Ingebruikname

In-/uitschakelen

Voor het inschakelen van het meetgereedschap schuift u de aan/uit-schakelaar (12) in de stand  On (voor werken met pendelvergrendeling) of in de stand  On (voor werken met automatische nivellering). Het meetgereedschap zendt direct na het inschakelen laserstralen uit de openingen (1).

Voor het uitschakelen van het meetgereedschap schuift u de aan-/uit-schakelaar (12) in stand Off. Bij het uitschakelen wordt de pendeleenheid vergrendeld.

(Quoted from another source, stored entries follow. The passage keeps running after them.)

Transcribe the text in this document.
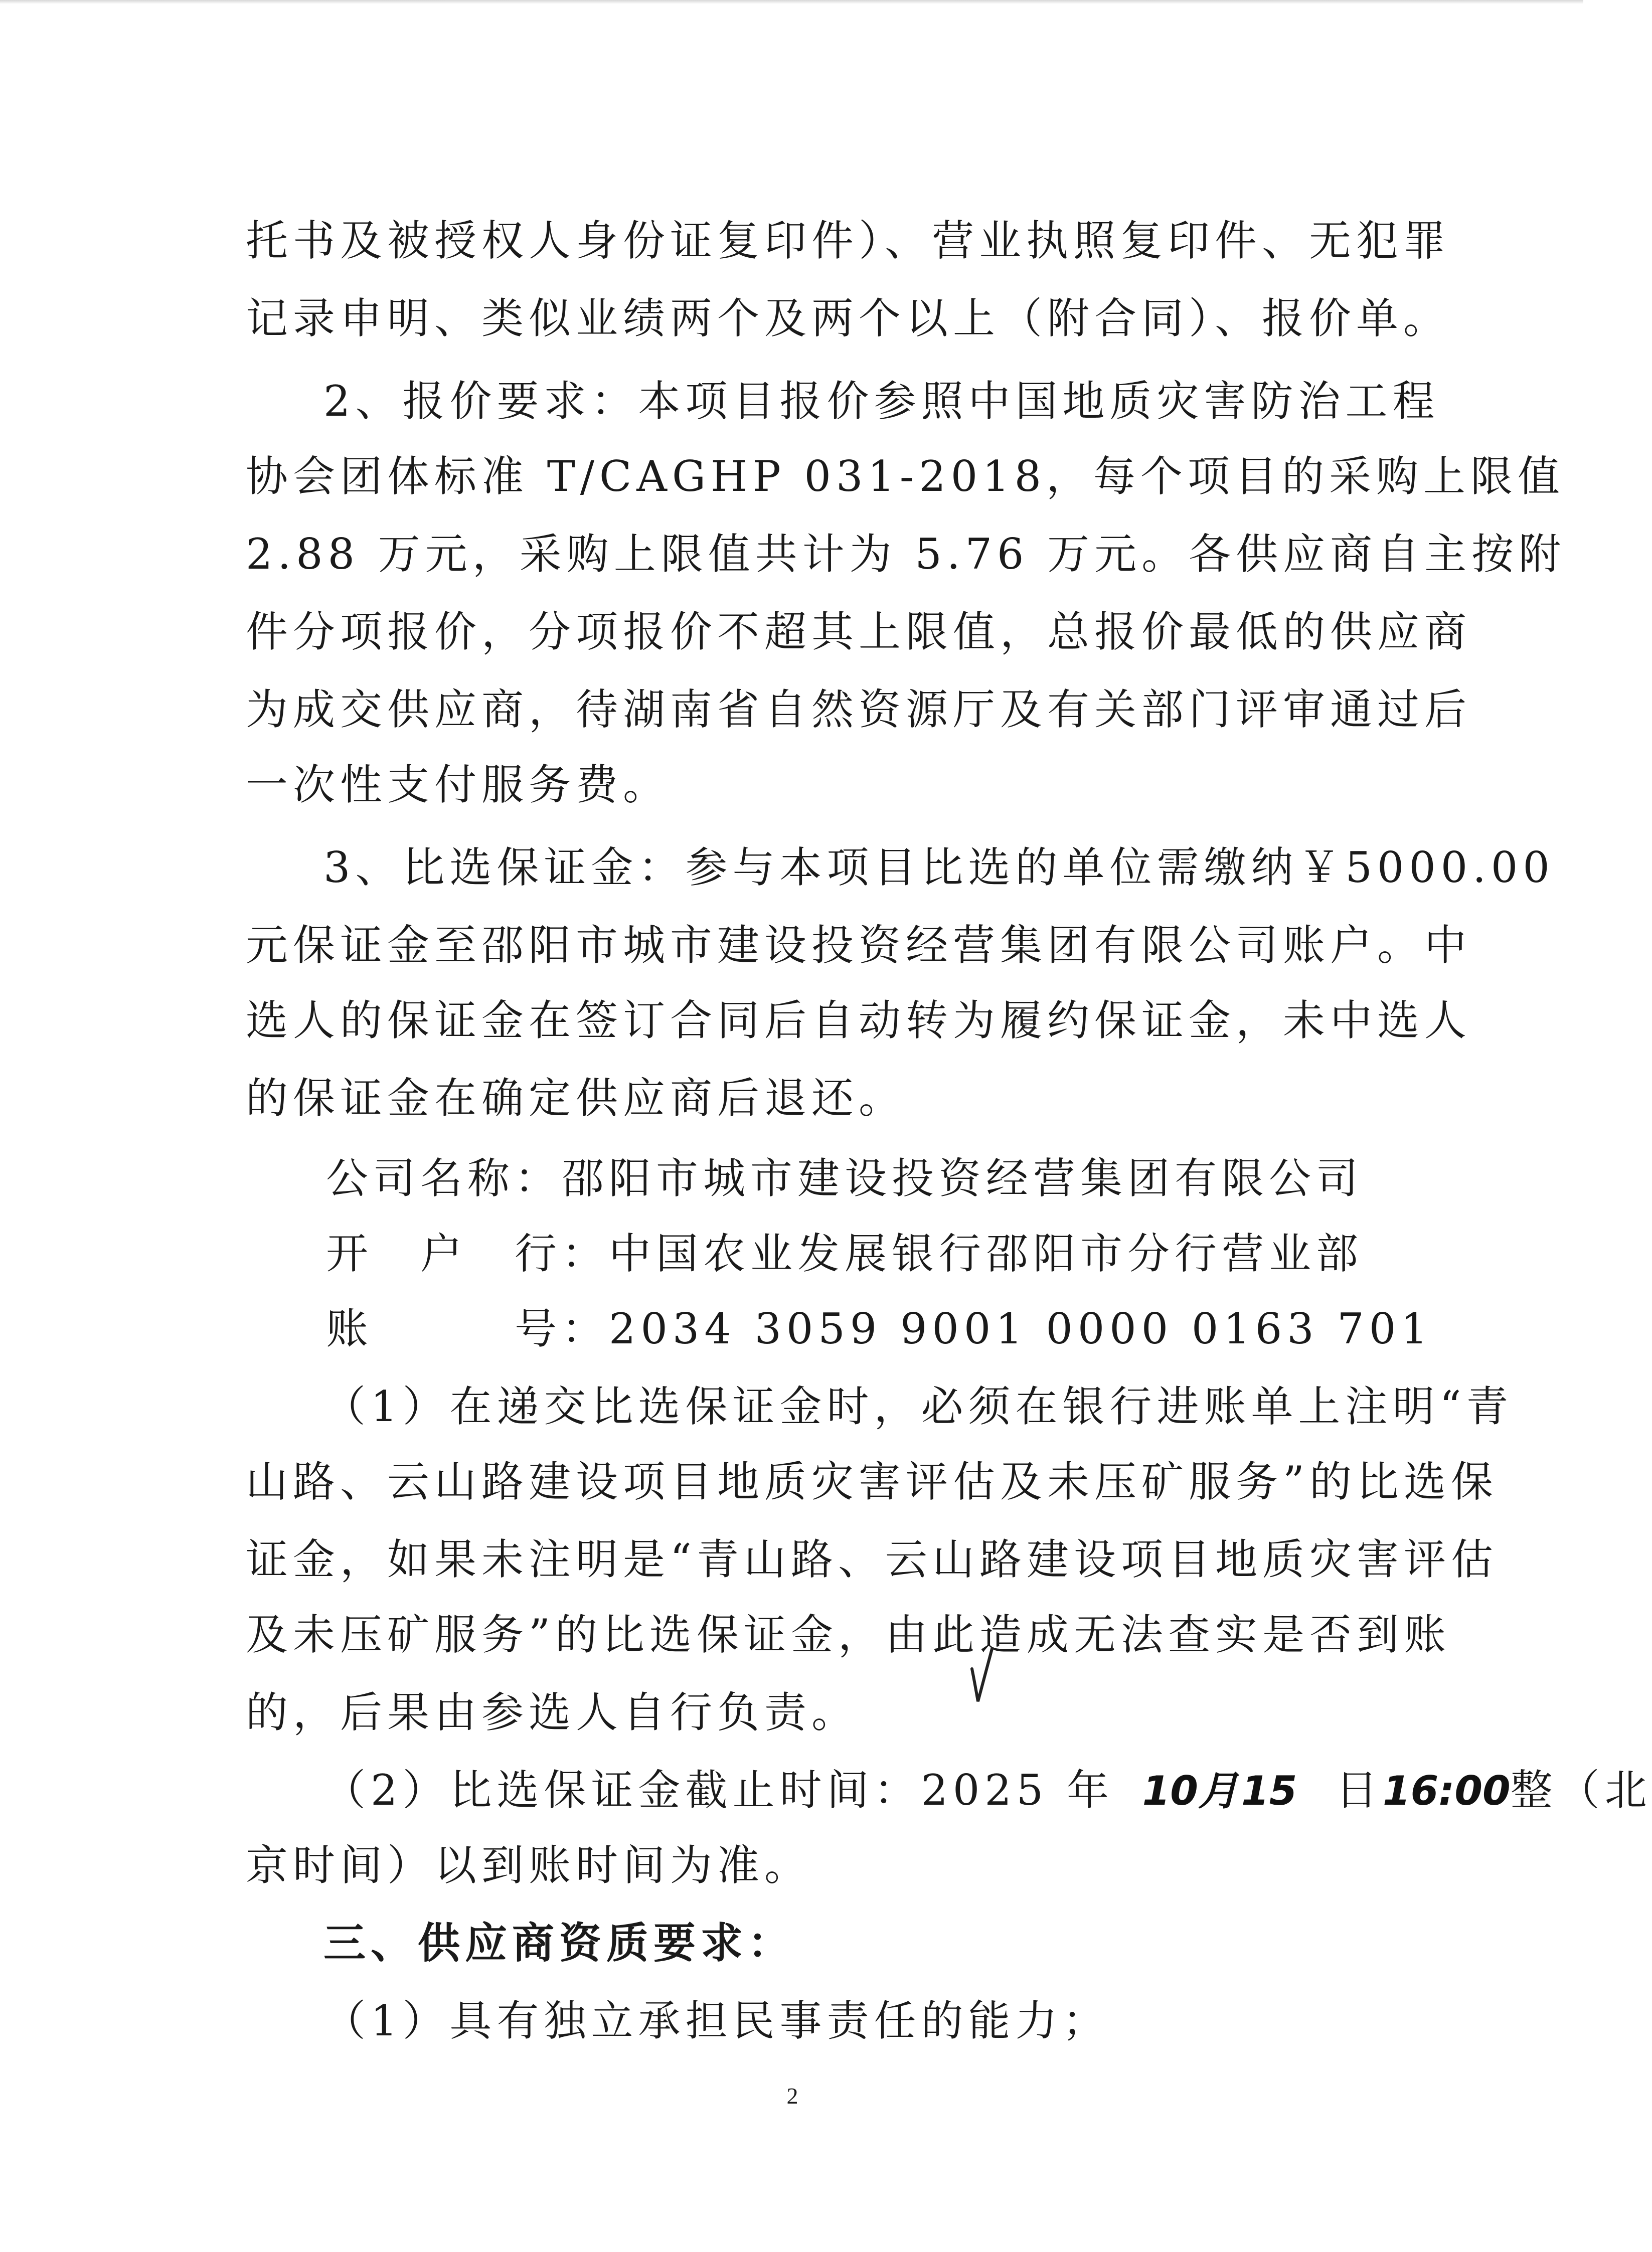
托书及被授权人身份证复印件）、营业执照复印件、无犯罪
记录申明、类似业绩两个及两个以上（附合同）、报价单。
2、报价要求：本项目报价参照中国地质灾害防治工程
协会团体标准 T/CAGHP 031-2018，每个项目的采购上限值
2.88 万元，采购上限值共计为 5.76 万元。各供应商自主按附
件分项报价，分项报价不超其上限值，总报价最低的供应商
为成交供应商，待湖南省自然资源厅及有关部门评审通过后
一次性支付服务费。
3、比选保证金：参与本项目比选的单位需缴纳￥5000.00
元保证金至邵阳市城市建设投资经营集团有限公司账户。中
选人的保证金在签订合同后自动转为履约保证金，未中选人
的保证金在确定供应商后退还。
公司名称：邵阳市城市建设投资经营集团有限公司
开　户　行：中国农业发展银行邵阳市分行营业部
账　　　号：2034 3059 9001 0000 0163 701
（1）在递交比选保证金时，必须在银行进账单上注明“青
山路、云山路建设项目地质灾害评估及未压矿服务”的比选保
证金，如果未注明是“青山路、云山路建设项目地质灾害评估
及未压矿服务”的比选保证金，由此造成无法查实是否到账
的，后果由参选人自行负责。
（2）比选保证金截止时间：2025 年 10月15 日16:00整（北
京时间）以到账时间为准。
三、供应商资质要求：
（1）具有独立承担民事责任的能力；
2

Bij het overschrijden van de maximaal toegestane gebruikstemperatuur van 40 °C volgt een uitschakeling ter bescherming van de laserdiode. Na het afkoelen is het meetgereedschap weer gereed voor gebruik en kan het opnieuw worden ingeschakeld.

Automatische uitschakeling deactiveren

Als ca. 30 minuten lang geen toets op het meetgereedschap wordt ingedrukt, schakelt het meetgereedschap automatisch uit om de batterijen te sparen.

Om de automatische uitschakeling te deactiveren, houdt u bij het inschakelen van het meetgereedschap de toets lasermodus (4) 3 s lang ingedrukt. Als de automatische uitschakeling is gedeactiveerd, knipperen de laserstralen na 3 s even.

Om de automatische uitschakeling te activeren, schakelt u het meetgereedschap uit en weer in (zonder ingedrukte toets lasermodus (4)).